Millimeter and terahertz wave systems design and applications.

Research Interests

Transceiver modeling and design; Optimization and signal reconstruction techniques; Complex electromagnetic media; Computational electromagnetics.


Doctor of Engineering – Electrical Engineering (Applied & Computational EM) – UMass Lowell
Master of Science – Electrical Engineering (Electro-Optics) – UMass Lowell
Bachelor of Science – Physics (Optics) – Magna Cum Laude – UMass Lowell
Bachelor of Music – Sound Recording Technology – Cum Laude - UMass Lowell


Guy DeMartinis is the Assistant Director of the Submillimeter-Wave Technology Laboratory (STL) located at the University of Massachusetts Lowell. In this role he supports the day-to-day operations of the laboratory as well as works with the director, staff and students to expand laboratory efforts in a number of areas including the design, modeling, and novel implementation of high-frequency electromagnetic systems, devices, signal processing techniques and complex materials. He previously held the position of Senior Radar Engineer at STL with a primary emphasis on the design and deployment of unique millimeter-wave/THz transceivers in support of electromagnetic scattering measurements. Prior to STL he was employed as a Senior Electrical Engineer with the Raytheon Integrated Defense Systems Antenna and Microwave Group working on wide range of electrical and electromagnetic engineering efforts.

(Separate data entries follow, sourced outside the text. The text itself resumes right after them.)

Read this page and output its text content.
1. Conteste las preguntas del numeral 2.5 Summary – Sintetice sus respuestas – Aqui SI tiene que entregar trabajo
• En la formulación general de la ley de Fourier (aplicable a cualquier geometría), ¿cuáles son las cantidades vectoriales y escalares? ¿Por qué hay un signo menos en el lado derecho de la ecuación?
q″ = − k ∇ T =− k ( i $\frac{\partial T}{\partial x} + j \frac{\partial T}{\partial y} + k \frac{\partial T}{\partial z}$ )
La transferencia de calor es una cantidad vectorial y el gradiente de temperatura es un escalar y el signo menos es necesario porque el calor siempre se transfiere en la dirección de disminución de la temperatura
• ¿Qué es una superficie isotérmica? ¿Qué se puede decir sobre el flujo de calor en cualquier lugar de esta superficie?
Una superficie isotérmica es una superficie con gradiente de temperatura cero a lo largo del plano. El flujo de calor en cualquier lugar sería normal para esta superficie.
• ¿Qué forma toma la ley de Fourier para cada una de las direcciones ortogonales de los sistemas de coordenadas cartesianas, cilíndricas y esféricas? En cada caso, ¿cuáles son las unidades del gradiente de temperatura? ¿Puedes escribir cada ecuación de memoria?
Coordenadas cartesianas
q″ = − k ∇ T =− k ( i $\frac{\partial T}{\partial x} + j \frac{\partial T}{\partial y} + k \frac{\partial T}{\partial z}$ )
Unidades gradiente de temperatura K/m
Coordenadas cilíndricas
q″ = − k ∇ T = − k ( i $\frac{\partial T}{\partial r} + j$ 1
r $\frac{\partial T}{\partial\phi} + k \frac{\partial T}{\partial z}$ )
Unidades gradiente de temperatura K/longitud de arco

As a student at UMass Lowell DeMartinis was a recipient of the C. Daniel Cole and Charles Mingin undergraduate awards in Physics as well as the Outstanding Graduate Student Award in Electrical Engineering. DeMartinis is a Senior Member of the IEEE, a member of the Tau Beta Pi and Sigma Pi Sigma Honor Societies, as well as the Order of the Engineer. He is also a FCC-licensed Extra-Class Amateur Radio Operator and an ARRL-VEC-accredited Volunteer Examiner with an interest in QRP operation of home-brewed antennas/radios, software-defined radio techniques, and scientific applications of amateur radio.